Kanal İstanbul projesi böyle baktığımızda çok büyük bir ekolojik yıkım projesi sadece İstanbul için değil bütün bölge için bütün Trakya bölgesi için ve hatta Karadeniz'e kıyısı olan tüm ülkeler için. Çünkü Marmara Denizi'yle Karadeniz'i de birbirine bağlayan, dolayısıyla buradaki bütün denizel sistemi de etkileyen içindeki birçok türün yok olmasına sebep olan denizin tuzluluk oranlarını değiştiren bir proje aynı zamanda. Bütün bunlarla birlikte baktığınızda aslında uluslararası bir boyutunun da olduğunu hatırlamak lazım ve bu anlamda uluslararası sözleşmelere de aykırılık taşıdığını da söylemiş olalım”

“Bakan Kurum bu projeyi meşrulaştırmak için böyle bir şeyden bahsetti”

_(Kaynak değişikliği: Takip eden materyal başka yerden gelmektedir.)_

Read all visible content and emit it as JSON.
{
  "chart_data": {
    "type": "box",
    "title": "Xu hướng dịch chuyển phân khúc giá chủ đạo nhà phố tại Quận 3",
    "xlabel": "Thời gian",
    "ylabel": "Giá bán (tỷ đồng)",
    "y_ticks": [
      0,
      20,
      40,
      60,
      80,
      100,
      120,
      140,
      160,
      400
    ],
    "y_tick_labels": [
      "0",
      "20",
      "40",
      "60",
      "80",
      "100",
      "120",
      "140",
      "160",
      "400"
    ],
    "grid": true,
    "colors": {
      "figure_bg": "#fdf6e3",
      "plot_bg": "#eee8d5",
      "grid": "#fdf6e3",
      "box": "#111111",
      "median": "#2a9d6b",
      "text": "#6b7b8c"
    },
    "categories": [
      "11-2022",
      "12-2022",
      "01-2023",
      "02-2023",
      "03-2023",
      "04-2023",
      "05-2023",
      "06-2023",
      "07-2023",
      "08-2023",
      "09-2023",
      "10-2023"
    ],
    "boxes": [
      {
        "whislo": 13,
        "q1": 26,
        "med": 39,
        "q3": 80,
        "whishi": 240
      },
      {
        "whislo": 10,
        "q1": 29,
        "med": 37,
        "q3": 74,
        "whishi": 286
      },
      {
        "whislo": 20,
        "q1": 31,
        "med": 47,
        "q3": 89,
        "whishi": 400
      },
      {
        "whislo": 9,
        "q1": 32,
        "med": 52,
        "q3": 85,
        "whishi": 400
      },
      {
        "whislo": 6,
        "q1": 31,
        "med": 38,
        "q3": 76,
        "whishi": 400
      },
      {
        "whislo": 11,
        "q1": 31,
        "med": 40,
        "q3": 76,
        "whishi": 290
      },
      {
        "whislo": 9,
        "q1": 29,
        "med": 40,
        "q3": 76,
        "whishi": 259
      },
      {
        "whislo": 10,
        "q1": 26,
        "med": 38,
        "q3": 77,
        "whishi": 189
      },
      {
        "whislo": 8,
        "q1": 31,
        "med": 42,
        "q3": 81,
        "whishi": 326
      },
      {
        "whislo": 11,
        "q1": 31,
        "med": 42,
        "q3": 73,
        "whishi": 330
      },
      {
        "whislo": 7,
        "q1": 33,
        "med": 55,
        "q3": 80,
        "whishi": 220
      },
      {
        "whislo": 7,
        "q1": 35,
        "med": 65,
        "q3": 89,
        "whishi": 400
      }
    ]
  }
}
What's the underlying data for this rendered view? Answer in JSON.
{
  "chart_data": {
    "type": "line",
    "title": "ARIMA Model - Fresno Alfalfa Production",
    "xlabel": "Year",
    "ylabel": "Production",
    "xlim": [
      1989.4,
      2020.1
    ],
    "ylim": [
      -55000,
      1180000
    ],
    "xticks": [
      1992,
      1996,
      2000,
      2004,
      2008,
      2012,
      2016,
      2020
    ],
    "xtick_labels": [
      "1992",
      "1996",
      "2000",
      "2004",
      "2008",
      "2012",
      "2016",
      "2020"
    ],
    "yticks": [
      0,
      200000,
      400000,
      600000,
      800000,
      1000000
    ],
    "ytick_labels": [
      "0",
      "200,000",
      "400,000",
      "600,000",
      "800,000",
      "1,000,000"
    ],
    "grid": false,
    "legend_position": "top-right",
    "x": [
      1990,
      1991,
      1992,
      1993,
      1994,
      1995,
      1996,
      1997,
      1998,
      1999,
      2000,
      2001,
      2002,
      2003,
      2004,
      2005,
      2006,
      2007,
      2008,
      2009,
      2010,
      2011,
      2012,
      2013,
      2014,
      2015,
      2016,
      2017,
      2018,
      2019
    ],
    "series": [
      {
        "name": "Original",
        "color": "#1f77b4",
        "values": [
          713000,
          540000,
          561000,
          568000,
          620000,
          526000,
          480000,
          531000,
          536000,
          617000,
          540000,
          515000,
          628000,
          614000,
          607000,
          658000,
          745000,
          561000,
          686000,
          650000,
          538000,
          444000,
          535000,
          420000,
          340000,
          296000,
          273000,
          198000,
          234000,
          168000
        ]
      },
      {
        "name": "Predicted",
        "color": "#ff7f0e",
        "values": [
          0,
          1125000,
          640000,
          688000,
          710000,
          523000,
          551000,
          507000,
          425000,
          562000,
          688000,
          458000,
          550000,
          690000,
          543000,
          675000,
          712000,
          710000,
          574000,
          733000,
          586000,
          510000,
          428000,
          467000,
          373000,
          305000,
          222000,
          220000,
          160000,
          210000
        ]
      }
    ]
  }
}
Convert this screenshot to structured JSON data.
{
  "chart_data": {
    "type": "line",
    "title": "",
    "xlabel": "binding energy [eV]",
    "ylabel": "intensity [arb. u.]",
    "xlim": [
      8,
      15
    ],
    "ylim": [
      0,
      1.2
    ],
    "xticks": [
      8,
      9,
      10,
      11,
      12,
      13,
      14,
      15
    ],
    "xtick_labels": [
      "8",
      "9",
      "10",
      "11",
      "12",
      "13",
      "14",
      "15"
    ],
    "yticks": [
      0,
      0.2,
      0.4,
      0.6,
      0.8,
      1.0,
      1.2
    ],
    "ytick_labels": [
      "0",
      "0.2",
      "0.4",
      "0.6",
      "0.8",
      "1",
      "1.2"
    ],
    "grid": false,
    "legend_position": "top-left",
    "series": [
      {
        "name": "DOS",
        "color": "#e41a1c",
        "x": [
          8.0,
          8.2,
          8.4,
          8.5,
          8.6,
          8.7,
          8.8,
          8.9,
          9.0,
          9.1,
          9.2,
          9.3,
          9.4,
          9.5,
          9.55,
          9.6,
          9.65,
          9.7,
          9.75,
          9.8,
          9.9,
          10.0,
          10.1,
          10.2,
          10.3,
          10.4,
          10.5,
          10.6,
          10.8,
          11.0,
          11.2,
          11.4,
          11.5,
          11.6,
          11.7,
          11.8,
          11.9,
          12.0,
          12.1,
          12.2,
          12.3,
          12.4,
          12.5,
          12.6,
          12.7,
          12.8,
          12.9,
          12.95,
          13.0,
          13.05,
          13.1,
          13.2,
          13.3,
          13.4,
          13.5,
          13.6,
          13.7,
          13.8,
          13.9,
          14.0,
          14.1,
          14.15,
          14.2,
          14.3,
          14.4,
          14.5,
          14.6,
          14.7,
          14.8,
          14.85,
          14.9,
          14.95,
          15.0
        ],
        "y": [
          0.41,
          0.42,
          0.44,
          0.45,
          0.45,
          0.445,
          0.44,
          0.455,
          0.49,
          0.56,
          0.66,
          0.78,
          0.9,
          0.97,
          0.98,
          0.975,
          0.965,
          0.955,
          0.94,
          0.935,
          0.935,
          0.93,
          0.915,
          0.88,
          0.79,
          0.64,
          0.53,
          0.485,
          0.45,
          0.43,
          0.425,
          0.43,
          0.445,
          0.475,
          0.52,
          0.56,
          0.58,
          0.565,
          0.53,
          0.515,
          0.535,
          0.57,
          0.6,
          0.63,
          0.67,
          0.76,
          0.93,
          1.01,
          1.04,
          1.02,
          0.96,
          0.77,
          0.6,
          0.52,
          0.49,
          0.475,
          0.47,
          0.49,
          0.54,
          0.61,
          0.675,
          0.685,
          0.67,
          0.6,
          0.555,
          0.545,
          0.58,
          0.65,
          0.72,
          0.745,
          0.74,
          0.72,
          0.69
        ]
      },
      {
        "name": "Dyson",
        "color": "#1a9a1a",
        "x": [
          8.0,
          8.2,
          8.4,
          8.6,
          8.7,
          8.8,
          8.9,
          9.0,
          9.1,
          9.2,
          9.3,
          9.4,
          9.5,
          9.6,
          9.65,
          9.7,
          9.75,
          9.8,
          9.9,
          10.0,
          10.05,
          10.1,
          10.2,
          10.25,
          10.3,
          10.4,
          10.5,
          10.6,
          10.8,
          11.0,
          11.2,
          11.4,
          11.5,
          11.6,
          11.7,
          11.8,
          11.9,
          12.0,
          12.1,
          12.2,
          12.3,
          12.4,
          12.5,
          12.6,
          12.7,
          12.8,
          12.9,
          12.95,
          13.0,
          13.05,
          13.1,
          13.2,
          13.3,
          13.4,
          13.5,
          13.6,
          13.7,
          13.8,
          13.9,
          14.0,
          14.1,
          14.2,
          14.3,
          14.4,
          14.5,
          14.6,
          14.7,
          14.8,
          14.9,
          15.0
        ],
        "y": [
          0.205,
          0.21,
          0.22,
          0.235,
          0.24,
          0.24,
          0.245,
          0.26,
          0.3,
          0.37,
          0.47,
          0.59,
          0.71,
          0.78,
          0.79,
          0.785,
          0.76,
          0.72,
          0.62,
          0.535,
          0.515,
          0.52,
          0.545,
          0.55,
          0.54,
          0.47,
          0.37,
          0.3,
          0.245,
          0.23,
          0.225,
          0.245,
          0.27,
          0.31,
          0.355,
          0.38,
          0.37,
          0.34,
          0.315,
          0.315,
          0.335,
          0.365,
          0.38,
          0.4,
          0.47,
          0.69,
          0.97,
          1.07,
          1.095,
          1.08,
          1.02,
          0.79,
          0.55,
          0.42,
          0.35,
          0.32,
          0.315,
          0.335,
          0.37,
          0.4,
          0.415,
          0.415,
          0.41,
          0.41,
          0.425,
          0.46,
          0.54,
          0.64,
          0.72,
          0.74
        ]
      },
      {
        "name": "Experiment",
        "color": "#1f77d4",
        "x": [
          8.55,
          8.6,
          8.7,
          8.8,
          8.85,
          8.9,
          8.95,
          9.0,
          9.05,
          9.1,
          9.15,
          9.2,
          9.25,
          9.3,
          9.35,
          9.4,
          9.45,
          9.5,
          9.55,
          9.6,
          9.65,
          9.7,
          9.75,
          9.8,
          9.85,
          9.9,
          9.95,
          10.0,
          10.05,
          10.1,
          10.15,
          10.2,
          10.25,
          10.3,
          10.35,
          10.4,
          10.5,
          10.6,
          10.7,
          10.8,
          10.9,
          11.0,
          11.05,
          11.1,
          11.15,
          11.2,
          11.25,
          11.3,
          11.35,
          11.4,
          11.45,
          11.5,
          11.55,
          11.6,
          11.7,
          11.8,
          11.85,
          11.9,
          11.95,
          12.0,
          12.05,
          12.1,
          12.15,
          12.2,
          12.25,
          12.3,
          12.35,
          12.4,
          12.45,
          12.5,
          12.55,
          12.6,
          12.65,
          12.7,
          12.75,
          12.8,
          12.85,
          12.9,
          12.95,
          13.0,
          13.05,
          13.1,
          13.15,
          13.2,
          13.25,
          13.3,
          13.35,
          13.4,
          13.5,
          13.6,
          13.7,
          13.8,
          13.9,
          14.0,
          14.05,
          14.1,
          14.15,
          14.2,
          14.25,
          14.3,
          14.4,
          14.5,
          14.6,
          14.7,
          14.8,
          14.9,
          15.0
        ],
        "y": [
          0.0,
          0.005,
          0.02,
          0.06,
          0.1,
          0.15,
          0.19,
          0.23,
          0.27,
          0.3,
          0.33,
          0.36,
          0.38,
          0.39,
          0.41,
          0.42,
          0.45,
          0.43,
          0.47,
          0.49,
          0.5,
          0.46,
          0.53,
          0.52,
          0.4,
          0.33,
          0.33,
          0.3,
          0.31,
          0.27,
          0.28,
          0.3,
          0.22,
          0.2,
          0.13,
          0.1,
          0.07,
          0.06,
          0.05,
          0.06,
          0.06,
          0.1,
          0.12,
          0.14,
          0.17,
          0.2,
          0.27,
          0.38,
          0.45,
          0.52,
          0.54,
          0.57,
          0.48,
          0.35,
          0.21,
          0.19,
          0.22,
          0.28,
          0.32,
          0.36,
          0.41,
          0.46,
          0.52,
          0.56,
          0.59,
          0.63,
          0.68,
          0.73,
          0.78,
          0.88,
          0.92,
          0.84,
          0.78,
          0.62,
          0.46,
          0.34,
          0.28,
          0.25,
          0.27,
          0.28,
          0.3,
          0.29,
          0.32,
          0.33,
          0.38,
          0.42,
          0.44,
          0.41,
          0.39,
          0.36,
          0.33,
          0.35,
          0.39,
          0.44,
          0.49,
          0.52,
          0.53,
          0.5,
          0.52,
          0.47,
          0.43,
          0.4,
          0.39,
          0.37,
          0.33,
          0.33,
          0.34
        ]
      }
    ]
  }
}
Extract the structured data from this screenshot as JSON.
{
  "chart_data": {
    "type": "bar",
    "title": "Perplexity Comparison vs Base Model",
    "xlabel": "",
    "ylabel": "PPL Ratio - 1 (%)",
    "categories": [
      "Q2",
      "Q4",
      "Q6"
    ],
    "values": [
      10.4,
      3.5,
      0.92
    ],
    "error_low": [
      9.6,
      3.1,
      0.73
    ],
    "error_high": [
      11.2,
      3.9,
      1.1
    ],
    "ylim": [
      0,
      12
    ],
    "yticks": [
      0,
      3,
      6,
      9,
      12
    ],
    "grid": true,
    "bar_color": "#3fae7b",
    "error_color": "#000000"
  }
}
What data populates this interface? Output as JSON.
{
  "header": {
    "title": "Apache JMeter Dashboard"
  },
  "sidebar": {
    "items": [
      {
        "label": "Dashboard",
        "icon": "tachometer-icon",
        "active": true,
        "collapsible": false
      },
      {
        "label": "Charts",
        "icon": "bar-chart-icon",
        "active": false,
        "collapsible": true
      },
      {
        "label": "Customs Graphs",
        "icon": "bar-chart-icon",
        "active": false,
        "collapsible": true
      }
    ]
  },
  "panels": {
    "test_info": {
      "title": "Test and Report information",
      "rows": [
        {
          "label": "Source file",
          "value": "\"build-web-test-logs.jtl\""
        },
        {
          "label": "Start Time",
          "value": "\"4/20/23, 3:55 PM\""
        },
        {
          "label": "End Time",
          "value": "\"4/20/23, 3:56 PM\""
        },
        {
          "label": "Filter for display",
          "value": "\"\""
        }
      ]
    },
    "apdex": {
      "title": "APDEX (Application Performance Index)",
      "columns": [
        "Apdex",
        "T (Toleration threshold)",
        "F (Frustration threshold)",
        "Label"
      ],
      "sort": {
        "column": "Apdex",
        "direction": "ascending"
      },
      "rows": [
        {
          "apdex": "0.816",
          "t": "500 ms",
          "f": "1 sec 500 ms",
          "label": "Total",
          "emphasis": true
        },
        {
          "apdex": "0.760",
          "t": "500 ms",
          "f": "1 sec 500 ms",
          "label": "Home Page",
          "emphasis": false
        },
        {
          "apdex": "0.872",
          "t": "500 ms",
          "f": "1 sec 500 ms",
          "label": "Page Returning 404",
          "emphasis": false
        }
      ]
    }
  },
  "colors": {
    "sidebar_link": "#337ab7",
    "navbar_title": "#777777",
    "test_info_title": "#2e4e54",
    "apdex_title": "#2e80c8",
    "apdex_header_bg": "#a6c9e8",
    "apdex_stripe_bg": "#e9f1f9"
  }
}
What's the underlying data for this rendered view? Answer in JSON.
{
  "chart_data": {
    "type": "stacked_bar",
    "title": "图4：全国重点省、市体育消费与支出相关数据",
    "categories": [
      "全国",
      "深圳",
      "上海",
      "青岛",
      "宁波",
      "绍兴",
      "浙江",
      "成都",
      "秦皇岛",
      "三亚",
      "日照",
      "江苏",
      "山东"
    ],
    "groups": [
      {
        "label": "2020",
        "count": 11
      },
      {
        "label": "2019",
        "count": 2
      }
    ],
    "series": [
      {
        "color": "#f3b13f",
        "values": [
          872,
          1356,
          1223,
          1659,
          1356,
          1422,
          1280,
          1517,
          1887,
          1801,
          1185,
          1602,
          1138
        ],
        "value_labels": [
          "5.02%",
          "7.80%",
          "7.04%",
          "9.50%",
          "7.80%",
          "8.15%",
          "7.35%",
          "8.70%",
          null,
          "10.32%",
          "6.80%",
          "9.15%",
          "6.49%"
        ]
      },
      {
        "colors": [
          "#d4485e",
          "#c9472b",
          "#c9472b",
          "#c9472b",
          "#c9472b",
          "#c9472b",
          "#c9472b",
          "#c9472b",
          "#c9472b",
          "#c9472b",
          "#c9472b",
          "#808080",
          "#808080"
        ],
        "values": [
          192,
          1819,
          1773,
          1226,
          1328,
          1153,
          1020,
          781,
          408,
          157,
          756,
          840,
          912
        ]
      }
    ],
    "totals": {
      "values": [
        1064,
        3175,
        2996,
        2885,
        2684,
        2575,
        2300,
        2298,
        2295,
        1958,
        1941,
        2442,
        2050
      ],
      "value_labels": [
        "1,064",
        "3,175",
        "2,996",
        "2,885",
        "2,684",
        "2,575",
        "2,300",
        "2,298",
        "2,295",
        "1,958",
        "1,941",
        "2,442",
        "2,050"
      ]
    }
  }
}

-Ama her şeye rağmen ilerliyor bu proje

“Her şeye rağmen ilerliyor çünkü dediğim gibi mahkemeler ne yazık ki burada yürütmeyi durdurma kararları vermediler açtığımız davalarda ve aslında şu anda telafisi imkansız dediğimiz durumlarda ortaya çıkmış durumda. Meraların üzerinde, tarım alanlarının konut alanları yükseliyor. Bakan Kurum geçenlerde bir bu konuda bir açıklama yaptı. Bu itirazlarımız üzerine, dedi ki niye kızıyorlar biz burada sosyal konut yapıyoruz dedi bu projeyi meşrulaştırmak için böyle bir şeyden bahsetti. Burada yapılan projeler birincisi sosyal konut değil, üst gelir grubuna yapılan projeler ama hiç önemli değil. Burada sosyal konutta yapılamaz çünkü burası kentin afet durumunda özellikle ihtiyacı olan alanlar. Tarım alanları, su havzaları, orman alanları biz afet olduğunda buralarda sığınacağız. Buralarda besleneceğiz, buralarda su içeceğiz. Dolayısıyla burada değil konut projesi değil sosyal konut projesi bir okulda yapılamaz hastane de yapılamaz. Başka da hiçbir şey yapılamaz hiçbir inşaatı yapılmaması gereken bir bölge.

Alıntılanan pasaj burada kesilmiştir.